In a protracted dispute over salary and working conditions, barristers are striking throughout England and Wales. Barristers outside the court reported that eight out of ten cases at London’s Old Bailey were affected by the walkout.
The strikes, according to Justice Secretary Dominic Raab, will “delay justice” because there are currently 58,000 cases backlogged in the courts. The proposed 15 percent wage increase, according to Kirsty Brimelow QC, vice chair of the Criminal Bar Association, won’t take effect until the end of 2019.
She told the BBC that at that time, it would be too late to intervene and that it would not be sufficient to stop the flood of junior barristers quitting the bar. In protest over legal aid payments, criminal barristers, who defend people in court, have been on strike.
The government pays for barristers under the legal aid system to guarantee that suspects who cannot afford attorneys are appropriately instructed and represented. For lawyers working on legal assistance cases, the government determines their pay rates.
As two murder trials at the court – one involving a young suspect – were unable to begin, dozens of barristers in wigs and robes gathered outside the Old Bailey. In front of a number of renowned courts, including Birmingham, Manchester, Cardiff, and Bristol Crown Courts, other people have been striking.
The most senior judge in England and Wales, The Lord Chief Justice Lord Burnett, has issued a warning to those participating in picket lines that failure to appear in court could result in disciplinary action for misconduct.
A representative for Downing Street urged barristers to accept the suggested 15 percent wage increase, which would result in an average barrister earning about £7,000 more annually. However, Ms.
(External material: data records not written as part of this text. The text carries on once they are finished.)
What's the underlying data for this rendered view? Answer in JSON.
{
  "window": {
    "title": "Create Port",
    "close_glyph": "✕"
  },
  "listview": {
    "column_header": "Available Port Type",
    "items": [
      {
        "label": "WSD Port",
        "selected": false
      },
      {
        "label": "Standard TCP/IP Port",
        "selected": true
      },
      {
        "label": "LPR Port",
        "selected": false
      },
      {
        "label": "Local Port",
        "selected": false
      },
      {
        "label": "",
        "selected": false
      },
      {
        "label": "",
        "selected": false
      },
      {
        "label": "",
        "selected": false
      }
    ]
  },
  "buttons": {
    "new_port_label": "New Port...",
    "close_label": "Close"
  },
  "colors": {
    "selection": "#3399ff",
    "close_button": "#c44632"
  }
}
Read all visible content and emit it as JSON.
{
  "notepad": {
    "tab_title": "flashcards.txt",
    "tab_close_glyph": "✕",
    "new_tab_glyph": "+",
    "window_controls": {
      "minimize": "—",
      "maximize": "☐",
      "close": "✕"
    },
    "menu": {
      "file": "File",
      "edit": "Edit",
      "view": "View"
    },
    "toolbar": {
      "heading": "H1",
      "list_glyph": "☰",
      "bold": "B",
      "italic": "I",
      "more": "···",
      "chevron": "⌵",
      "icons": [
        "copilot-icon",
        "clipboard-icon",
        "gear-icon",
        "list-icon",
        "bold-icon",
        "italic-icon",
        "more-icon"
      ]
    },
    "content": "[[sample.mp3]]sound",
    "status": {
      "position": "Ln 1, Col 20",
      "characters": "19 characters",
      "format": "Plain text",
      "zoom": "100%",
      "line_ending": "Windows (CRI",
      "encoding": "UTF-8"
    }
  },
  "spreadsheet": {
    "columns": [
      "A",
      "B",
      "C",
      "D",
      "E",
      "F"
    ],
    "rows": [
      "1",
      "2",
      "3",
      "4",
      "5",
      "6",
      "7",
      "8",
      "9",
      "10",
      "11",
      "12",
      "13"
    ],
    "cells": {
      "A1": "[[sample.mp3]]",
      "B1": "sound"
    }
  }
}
Brimelow said to the BBC while speaking outside Manchester Crown Court that the system has long relied on “good will,” even during the pandemic, with junior attorneys putting up “crazy hours.” She said that the government, not the barristers, had brought about the problem.
The planned duration of the strikes is four weeks, with walkouts beginning on Monday and Tuesday and growing by one day each week until a five-day strike from Monday, July 18, to Friday, July 22, throughout that time.
According to lawyer and author Chris Daw, junior barristers work for a “pittance” and occasionally for nothing at all if cases are postponed.
The government’s proposed 15 percent wage increase, according to him, won’t “touch the sides” and will be “wiped out by inflation” by the time it takes effect. He stated that the strike action might last until August “or beyond” if nothing changes.
Since many claim they cannot make a livelihood when they take on cases covered by legal aid, the number of lawyers working in criminal justice, including barristers who appear before judges in courts and solicitors who instruct them, has decreased during the past ten years.